Stamp collecting

Glass Times editor Nathan Bushell discusses the connection between high stamp duty and the increase in high-end fenestration projects.

Stamp duty increases to 10% on properties bought for more than £925K. There is a link between this and the increase in demand for high-end fenestration products, as discussed by Palmer Market Research and others, according to Origin’s marketing director Ben Brocklesby.

“The government has played into the fenestration industry’s hands,” he said, when I met him last week.

Ben’s reasoning is that homeowners would much rather buy a lower value property (below the stamp duty threshold) than buying a property that commands a higher stamp duty and giving that money to the government. The money that they save could go into improving that home – giving them the home they want and bringing it up to the value that they had budgeted for.

There is a lot of sense in this. Many people grumble that stamp duty is stifling the housing market, but as far as companies supplying windows, doors and conservatories are concerned, they should welcome the fact that people are using this as an opportunity to build the house of their dreams rather than buy it.

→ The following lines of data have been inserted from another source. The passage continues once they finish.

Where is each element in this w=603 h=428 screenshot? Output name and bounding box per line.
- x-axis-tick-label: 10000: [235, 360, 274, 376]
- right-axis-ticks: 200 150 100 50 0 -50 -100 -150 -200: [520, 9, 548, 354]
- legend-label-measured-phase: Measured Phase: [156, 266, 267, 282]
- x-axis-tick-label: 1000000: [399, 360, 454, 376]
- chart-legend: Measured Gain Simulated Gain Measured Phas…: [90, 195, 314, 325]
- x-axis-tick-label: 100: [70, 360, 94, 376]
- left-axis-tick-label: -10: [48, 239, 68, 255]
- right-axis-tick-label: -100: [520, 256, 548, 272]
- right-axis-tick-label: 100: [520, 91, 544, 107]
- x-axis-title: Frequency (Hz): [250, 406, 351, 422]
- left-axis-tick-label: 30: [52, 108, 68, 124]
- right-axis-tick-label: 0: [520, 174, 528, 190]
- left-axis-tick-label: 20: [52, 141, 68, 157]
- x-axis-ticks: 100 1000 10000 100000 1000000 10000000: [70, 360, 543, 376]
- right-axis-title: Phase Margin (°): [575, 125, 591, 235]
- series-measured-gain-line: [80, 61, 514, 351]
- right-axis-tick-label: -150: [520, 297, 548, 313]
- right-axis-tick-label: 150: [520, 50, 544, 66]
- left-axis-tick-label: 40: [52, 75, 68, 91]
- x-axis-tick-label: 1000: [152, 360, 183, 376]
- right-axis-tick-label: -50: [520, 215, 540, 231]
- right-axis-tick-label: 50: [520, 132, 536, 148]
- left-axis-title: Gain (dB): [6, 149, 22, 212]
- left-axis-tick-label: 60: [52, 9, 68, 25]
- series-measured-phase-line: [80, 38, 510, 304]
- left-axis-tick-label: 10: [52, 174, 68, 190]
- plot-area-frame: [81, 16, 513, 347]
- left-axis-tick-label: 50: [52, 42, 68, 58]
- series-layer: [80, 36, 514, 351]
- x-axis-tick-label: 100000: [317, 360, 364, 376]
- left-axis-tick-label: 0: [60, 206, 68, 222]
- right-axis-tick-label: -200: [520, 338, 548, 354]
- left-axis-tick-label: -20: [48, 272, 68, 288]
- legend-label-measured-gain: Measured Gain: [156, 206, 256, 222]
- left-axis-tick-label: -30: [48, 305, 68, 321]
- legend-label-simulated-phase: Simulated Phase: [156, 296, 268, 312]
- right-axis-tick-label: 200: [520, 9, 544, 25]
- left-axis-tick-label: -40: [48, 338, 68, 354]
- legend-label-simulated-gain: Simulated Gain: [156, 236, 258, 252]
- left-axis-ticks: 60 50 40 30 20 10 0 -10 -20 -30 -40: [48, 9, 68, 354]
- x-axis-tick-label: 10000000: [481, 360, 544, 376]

It is an angle that I hadn’t considered before now, and it gives substance to those statistics that have done the rounds in our industry – that a flattening of the domestic entrance door market has been offset by a shift towards higher-end products, such as aluminium, for example.

Does this mean that if the government were to lower stamp duty, or increase the threshold when the higher stamp duty kicks in, then the demand for high-end windows, doors and conservatories could fall?

It’s worth bearing in mind I suppose.